Wire-Smith
Senior Member
- Location
- United States
One I can think of occurs whenever there are two groundings, either intentional (e.g., when a ground rod is provided for a generator) or when some other ground node exists that is part of the bonding in the house, with a higher ground impedance to the electrode underneath. These situations create a lower impedance path THROUGH the bonding between the nodes than through the earth.
When a lightning even occurs, a potential gradient is produced around the lightning strike. A house that is in this gradient, will experience the gradient...one side to the other....one ground node to the other. This voltage between ground nodes will result in current flowing up one node (GEC or the other ground point)...though the bonding EGC...and down the other node (other ground point or GEC). Equipment in the bonding path will be subject to whatever current/voltage exists due to the lightning strike and related impedance and couplings.
i believe you are looking at that wrong, please let me try to explain why i think that.
consider a copper wire, call it a #12AWG not that's its too relevant but to make sure we are on same page. say this #12 is feeding a light (100w incandescent if you want, but again not really relevant) , and the circuit is energized.120V
now say for what ever reason say we are in an electrician training lab and this wiring is all exposed and not buried in a wall or anything and its just single conductor thhn run on plywood
now say the "hot"(many call it that)(black wire)(neutral is white), now say the "hot" is stripped in two areas about 5' apart. now say you have rubber boots on whatever, say we are running this all off an isolation transformer with an ungrounded secondary. now i grab with one bare sweaty hand one of the bare spots in the black wire and the other bare spot with my other hand. i don't feel anything.
now if i would have a bare spot in the neutral wire and grab neutral with one hand and hot with the other i would get shocked.
now, how does this apply to what you were talking about
when i grabbed the black in two spots i was connected to the circuit in two spots. the thing is there was very little resistance between those two points in that black wire.
then when i switched it up i got shocked, not because white wires hate me, but because there was more resistance(the light) between the points i was grabbing.
so now i ask you, how is it that solidly bonding things creates more voltage gradients. you yourself just said a lightning stroke alone produces voltage gradients.

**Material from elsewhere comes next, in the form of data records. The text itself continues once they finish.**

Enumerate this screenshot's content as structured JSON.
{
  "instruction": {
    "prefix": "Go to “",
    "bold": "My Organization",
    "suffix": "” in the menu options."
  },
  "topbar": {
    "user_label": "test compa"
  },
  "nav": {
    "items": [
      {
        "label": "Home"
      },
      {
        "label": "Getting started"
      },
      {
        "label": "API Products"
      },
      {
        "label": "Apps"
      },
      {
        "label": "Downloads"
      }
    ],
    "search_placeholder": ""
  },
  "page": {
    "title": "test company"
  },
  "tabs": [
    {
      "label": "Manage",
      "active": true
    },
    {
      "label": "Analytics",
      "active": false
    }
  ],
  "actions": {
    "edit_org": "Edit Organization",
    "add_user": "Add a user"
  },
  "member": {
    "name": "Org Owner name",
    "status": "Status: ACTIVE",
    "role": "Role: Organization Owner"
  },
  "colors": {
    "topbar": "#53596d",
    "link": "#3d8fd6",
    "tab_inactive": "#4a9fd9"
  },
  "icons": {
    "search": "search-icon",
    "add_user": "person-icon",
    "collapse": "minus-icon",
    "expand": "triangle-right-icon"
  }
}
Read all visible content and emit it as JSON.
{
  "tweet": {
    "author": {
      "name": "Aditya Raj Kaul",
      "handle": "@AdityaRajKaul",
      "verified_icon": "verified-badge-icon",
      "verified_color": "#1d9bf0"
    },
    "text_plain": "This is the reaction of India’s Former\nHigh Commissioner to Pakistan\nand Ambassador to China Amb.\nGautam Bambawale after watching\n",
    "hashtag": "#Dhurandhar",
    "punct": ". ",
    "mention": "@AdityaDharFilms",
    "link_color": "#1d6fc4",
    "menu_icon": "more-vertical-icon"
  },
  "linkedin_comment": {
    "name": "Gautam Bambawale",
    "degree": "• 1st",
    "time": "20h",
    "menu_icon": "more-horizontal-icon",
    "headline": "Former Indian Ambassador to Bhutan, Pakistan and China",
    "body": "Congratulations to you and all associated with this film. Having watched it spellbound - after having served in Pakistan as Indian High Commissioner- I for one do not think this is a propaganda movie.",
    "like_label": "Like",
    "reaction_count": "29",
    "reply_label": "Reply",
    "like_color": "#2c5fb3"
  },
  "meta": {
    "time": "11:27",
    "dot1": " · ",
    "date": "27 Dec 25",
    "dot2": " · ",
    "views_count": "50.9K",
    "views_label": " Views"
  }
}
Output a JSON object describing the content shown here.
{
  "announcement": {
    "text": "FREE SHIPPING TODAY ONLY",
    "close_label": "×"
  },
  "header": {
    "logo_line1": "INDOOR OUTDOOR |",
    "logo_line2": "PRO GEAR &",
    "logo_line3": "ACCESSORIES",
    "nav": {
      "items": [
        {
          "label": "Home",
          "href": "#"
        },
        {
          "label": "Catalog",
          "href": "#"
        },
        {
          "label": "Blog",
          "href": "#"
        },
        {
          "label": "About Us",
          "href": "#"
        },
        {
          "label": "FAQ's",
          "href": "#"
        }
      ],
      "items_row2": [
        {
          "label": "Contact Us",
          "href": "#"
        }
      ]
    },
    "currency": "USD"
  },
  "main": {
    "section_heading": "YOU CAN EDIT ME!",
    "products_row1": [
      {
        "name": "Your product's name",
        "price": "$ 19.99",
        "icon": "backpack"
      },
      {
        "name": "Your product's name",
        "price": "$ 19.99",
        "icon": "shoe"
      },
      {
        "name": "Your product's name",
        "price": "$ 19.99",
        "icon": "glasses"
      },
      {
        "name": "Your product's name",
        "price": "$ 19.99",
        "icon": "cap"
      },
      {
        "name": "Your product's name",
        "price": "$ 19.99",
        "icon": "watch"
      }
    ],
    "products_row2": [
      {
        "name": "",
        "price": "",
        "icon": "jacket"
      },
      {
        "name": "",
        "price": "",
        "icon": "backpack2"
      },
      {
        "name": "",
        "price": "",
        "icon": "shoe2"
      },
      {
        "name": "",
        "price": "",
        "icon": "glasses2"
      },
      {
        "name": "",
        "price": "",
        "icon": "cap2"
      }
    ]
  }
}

why do you think we use equipotential grounding grid in high voltage substations? the lower the resistance between everything the less the voltage will be between them.
if theres no resistance/impedance (me grabbing two parts in the black) there is a lot/almost no voltage/difference of potential, when there is resistance/impedance between the two parts (grabbing black and white) then there is a larger voltage/ difference of potential
now before you say i am short circuiting the circuit, i am, and thats what your bonding would do instead of something else(a person or flammable material) in the situation you referred to.